4358 Lynn | 5 October 1909 | MPC |
Philip Herbert Cowell FRS[2] (1870 – 1949) was a British astronomer.[3][4][5]
Philip Herbert Cowell was born in Calcutta, India on the 7 August 1870, and educated at Eton and Trinity College, Cambridge.[6] He became second chief assistant at the Royal Greenwich Observatory in 1896 and later became the Superintendent of HM Nautical Almanac Office between 1910 and 1930. He worked on celestial mechanics, and orbits of comets and minor planets in particular.
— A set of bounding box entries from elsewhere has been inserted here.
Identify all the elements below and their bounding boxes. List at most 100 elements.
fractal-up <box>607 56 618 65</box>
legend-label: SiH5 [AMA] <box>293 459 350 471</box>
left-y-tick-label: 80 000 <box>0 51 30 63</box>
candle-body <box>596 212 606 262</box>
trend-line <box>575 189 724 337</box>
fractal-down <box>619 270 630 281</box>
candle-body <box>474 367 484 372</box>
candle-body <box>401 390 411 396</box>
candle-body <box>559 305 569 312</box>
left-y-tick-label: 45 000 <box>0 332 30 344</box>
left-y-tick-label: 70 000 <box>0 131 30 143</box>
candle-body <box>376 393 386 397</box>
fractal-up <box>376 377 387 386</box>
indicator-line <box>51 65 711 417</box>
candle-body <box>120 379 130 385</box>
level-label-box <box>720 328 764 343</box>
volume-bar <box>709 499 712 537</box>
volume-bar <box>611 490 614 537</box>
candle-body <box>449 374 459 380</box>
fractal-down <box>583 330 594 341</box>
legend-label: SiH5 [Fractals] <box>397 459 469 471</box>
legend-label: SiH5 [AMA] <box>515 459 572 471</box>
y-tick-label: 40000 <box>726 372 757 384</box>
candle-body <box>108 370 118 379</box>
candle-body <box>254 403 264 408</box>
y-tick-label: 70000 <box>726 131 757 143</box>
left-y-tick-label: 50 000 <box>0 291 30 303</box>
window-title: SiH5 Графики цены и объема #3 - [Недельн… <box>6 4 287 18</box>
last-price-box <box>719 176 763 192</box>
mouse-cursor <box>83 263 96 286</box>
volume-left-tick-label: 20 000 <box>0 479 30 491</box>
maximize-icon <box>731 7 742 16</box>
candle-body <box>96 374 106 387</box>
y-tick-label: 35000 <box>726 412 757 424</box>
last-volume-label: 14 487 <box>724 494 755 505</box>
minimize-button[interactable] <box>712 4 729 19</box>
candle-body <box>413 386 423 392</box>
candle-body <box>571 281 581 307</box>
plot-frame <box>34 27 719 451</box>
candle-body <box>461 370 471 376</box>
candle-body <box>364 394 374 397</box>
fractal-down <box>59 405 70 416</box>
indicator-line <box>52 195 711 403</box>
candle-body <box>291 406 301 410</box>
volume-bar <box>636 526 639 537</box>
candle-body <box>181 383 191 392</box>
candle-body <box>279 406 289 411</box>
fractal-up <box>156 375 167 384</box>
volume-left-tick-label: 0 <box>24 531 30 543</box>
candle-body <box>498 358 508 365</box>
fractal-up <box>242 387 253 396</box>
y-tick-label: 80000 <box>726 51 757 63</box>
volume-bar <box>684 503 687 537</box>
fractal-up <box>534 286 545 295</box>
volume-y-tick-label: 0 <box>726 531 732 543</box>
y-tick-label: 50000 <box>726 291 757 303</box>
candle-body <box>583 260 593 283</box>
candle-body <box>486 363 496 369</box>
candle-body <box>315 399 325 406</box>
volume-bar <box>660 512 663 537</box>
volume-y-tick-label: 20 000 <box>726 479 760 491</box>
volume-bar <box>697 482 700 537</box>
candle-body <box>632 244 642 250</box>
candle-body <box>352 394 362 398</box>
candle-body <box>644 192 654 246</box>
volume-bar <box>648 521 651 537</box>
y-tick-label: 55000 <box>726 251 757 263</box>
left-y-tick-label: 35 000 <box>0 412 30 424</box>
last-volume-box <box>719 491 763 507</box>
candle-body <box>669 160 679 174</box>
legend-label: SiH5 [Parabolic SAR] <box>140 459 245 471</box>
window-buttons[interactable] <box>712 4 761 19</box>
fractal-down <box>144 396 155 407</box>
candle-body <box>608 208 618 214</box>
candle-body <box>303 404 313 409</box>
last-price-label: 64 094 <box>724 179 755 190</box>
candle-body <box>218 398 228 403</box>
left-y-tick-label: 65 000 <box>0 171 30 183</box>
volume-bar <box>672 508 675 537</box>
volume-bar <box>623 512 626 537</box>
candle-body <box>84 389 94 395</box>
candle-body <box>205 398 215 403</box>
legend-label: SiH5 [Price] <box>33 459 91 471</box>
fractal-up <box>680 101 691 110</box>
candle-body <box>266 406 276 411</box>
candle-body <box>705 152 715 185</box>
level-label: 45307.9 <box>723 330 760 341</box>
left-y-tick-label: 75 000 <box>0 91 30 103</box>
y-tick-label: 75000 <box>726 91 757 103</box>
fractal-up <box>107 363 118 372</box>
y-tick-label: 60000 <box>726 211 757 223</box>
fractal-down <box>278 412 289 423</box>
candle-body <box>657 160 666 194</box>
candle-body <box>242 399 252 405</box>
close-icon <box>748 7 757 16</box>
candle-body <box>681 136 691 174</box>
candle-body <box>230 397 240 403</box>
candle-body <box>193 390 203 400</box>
He also carefully studied the discrepancy that then existed between the theory and observation of the position of the Moon.
Cowell was elected a Fellow of the Royal Astronomical Society on 14 February 1896.[7] On 27 October 1897 he was elected a member of the British Astronomical Association.[8] He was also elected a Fellow of the Royal Society on 3 May 1906.[2][9] In 1911 he won the Gold Medal of the Royal Astronomical Society.
In 1909, he discovered 4358 Lynn, a 10-kilometer sized main-belt asteroid and member of the Eunomia.[10][11]
In 1910, for their work on Halley’s Comet Cowell and Andrew Crommelin jointly received the Prix Jules Janssen, the highest award of the Société astronomique de France, the French astronomical society and the Lindemann Prize of the Astronomische Gesellschaft.[12][13]
He died in Aldeburgh, Suffolk on 6 June 1949. The main-belt asteroid 1898 Cowell is named after him.[14]